Despeço-me antes que a tarde se despeça de mim, despeço-me desta personagem parva, imbecil, desta personagem que escreve cartas e textos e poemas…

Aos gatos, que são meigos.

Coitado dele, coitado do senhor Mário de Sá-Carneiro…

Coitado.

Tão novo.

Uma fina e espessa massa cinzenta soltou-se do crânio e todas as frestas de silêncio foram tapadas por esse amontoado de pedacinhos de carne, osso e sangue…

Deus te guie, meu querido, Deus te guie até ao Inferno, Deus te guie e te dê o merecido descanso, o sono eterno, porque amanhã

Amanhã… amanhã não poemas,

Amanhã… amanhã não cartas,

Sem remetente,

Com remetente,

Cartas que escrevo, a gatos, porque são meigos.

Coitados de todos os gatos, que lêem as minhas cartas, que lêem os meus poemas…

Coitados deles e dele,

Coitado,

Tão novinho, tão novinho…

 

 

 

 

Francisco

(04/04/2023

domingo, 15 de janeiro de 2023

 “come chocolates, pequena, come chocolates… olha que não há coisa melhor no mundo de que comer chocolates…”

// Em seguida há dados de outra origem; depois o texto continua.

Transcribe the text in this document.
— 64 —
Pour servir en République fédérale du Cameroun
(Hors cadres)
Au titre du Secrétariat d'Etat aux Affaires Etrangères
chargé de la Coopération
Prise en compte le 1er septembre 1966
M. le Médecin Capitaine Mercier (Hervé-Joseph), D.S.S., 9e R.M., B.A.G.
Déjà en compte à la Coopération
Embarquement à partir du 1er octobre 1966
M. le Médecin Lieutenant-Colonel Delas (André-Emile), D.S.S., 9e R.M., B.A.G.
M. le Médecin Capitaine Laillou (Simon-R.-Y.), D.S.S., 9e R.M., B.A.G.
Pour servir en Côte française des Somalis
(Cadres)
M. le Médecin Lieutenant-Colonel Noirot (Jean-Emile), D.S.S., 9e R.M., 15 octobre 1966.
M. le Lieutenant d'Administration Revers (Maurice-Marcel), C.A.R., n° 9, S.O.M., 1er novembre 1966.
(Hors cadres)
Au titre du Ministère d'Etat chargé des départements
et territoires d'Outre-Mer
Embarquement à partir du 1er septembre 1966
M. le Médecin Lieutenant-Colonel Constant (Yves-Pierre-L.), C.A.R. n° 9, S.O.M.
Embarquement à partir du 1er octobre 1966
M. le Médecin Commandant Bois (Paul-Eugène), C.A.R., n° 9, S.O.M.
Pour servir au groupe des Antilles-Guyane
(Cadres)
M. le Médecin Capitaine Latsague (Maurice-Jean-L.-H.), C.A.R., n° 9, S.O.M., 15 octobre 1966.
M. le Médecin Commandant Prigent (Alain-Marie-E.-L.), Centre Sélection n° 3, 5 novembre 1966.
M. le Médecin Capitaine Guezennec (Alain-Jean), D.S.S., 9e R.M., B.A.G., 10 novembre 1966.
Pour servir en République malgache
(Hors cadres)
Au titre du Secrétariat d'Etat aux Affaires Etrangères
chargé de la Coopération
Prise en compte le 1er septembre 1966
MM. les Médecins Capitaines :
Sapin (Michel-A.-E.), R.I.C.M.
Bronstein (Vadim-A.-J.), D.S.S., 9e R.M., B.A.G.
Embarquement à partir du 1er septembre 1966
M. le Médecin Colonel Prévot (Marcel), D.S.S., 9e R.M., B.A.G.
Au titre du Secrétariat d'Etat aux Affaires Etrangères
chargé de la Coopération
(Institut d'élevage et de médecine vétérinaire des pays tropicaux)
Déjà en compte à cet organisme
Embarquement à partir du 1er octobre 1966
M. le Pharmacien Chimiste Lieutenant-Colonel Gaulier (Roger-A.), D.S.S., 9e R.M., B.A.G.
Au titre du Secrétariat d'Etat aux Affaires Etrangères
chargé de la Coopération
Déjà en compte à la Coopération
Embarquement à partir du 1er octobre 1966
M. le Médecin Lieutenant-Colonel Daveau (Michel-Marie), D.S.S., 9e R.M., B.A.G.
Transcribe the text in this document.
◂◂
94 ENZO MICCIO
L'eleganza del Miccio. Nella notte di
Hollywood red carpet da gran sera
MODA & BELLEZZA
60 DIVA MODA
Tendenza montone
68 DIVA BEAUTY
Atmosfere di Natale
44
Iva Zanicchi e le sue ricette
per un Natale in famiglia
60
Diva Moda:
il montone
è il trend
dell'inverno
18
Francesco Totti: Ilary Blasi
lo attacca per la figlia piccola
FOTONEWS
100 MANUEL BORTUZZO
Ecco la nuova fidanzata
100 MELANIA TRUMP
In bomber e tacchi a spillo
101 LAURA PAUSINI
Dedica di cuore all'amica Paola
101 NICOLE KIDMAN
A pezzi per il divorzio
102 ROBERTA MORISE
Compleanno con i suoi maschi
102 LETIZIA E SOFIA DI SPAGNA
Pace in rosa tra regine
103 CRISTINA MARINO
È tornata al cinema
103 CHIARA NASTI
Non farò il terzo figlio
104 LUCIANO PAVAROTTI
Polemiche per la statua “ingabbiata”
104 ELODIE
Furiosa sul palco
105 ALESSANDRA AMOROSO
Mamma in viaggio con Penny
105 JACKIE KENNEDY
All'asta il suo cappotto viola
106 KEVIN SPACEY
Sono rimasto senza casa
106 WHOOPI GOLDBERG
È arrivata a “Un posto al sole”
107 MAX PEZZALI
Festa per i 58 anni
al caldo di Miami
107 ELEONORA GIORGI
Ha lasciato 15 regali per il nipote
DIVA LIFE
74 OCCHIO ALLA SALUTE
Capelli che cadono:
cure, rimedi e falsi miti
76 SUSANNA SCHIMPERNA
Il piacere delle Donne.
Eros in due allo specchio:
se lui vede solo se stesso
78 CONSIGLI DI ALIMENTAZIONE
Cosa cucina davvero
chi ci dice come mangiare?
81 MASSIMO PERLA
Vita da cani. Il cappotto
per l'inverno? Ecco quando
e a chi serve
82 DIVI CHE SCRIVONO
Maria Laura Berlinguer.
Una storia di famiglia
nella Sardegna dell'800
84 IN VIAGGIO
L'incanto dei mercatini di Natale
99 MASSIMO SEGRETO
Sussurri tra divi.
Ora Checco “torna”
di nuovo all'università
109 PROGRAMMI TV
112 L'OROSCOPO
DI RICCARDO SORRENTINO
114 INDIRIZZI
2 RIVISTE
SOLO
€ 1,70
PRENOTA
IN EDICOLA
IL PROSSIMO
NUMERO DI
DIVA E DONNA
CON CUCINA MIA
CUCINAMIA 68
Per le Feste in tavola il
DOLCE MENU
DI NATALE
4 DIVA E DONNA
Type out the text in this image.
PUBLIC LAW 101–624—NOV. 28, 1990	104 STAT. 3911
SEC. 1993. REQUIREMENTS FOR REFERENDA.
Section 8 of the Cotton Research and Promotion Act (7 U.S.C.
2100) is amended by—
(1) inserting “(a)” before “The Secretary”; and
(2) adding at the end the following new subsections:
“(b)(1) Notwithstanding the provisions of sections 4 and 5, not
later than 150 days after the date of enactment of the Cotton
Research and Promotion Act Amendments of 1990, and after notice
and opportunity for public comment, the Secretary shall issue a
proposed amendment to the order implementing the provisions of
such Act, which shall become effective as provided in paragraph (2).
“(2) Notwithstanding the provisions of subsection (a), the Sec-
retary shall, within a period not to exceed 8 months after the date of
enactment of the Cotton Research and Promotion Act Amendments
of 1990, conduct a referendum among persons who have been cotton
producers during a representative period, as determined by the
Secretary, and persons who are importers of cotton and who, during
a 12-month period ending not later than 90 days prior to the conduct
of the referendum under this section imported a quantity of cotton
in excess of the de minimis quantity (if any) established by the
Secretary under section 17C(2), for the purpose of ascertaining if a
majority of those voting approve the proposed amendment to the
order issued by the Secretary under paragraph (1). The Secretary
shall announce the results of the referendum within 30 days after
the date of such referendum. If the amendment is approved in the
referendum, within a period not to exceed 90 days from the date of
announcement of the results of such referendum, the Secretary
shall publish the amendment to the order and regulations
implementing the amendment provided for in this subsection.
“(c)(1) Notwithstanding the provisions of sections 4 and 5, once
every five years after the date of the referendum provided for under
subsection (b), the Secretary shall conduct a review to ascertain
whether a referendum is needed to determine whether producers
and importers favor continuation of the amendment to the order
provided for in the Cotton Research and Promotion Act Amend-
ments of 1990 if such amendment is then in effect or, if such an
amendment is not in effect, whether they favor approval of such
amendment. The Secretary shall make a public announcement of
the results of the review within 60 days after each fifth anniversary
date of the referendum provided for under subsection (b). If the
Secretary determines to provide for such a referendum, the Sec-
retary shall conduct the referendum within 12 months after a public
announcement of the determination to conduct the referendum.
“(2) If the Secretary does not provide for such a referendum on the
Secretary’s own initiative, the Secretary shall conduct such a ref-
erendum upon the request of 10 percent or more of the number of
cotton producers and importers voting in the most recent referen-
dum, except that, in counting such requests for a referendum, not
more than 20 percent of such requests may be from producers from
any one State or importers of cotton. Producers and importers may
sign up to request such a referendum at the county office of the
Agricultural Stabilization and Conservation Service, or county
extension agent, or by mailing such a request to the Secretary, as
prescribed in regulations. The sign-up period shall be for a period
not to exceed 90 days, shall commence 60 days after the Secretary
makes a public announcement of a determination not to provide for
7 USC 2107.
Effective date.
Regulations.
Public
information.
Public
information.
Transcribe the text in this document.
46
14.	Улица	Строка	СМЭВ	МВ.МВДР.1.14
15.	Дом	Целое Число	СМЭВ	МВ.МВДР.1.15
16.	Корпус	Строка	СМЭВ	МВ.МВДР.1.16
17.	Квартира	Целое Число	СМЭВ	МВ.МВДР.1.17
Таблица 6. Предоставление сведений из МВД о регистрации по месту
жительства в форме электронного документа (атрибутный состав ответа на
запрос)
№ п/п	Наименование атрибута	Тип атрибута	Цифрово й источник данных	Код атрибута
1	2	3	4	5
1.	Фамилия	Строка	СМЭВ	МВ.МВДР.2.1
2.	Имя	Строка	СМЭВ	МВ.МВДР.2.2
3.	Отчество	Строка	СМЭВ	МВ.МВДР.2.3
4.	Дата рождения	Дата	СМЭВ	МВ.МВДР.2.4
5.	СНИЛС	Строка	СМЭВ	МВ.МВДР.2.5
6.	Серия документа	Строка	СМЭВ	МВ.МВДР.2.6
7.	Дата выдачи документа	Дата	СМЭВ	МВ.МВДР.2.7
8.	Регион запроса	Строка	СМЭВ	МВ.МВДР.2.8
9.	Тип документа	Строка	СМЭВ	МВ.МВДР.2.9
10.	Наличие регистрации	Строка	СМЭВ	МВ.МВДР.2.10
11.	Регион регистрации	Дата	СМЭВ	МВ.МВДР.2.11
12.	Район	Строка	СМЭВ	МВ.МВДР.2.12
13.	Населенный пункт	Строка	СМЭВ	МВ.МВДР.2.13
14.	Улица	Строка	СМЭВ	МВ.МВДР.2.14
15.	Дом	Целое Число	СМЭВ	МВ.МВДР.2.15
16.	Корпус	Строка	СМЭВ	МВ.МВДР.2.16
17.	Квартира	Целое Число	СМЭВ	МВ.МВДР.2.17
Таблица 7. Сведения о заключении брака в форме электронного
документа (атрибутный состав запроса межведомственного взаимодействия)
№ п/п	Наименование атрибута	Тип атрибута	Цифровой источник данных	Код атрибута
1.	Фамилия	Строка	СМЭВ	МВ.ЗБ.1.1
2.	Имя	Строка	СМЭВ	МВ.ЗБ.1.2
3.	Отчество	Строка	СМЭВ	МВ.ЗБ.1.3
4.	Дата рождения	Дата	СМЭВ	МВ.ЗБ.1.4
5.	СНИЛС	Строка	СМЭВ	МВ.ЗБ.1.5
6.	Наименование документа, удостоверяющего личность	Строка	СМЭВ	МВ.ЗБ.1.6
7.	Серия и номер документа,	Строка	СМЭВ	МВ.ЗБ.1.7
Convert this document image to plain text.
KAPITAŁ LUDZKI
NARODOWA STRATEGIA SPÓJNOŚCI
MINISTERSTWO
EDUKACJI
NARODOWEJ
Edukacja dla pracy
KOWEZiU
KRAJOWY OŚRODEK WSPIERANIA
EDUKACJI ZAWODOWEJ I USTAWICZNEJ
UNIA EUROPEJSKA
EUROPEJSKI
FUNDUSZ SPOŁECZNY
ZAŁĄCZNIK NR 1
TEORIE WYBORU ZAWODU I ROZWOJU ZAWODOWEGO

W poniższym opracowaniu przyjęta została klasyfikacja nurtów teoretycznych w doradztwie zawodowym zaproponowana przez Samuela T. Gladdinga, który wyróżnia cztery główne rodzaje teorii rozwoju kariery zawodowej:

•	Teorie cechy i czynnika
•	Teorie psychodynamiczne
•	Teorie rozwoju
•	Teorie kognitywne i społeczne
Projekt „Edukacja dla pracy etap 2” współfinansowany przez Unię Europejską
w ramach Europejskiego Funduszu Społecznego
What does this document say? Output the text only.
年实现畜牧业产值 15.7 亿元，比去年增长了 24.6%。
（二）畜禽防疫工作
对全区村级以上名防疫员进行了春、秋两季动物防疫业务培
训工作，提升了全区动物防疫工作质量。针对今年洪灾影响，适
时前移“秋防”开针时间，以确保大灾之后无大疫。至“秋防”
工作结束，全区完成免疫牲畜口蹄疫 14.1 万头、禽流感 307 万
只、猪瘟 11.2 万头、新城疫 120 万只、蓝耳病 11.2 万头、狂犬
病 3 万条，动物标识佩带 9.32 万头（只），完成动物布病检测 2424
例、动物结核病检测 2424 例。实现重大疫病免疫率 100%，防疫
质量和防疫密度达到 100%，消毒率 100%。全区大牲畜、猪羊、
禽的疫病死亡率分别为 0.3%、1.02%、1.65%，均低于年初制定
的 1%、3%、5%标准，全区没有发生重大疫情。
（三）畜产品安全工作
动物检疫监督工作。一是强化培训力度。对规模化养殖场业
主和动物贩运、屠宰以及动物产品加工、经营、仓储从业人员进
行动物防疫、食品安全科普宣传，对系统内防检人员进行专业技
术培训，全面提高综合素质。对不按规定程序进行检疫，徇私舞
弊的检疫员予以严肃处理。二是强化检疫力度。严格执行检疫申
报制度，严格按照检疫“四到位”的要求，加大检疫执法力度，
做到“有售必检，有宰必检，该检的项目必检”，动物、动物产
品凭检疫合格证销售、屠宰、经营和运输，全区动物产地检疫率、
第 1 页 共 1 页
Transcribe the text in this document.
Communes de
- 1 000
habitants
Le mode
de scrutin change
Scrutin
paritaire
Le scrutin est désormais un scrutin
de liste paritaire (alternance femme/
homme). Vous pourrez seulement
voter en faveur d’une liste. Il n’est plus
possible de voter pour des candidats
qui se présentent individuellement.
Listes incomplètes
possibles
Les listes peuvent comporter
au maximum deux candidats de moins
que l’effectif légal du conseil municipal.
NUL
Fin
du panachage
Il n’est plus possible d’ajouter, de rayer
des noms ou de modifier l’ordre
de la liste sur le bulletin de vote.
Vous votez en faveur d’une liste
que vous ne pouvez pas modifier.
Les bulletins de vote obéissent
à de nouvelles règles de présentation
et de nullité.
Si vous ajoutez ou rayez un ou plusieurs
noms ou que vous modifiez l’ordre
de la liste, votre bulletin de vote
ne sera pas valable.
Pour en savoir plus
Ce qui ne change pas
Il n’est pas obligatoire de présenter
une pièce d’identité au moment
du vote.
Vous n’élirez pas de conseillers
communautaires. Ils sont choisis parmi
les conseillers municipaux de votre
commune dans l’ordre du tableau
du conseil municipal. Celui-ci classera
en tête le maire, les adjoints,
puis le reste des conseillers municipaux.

Coitado do senhor Álvaro de Campos, como se não houvesse coisa melhor no mundo de que comer chocolates,

Olhe, por exemplo, fazer amor com a mulher que se ama, abraçar a mulher que se ama, olhar os olhos da mulher que se ama, olhar as estrelas que a mulher que se ama semeia no nosso olhar,

Coitado, coitado do senhor Álvaro de Campos,

Olhe, por exemplo, dar um tiro nos miolos aos vinte e seis anos como o senhor Mário de Sá-Carneiro,

Ou…

Tanta coisa, coisas boas, de que comer chocolates.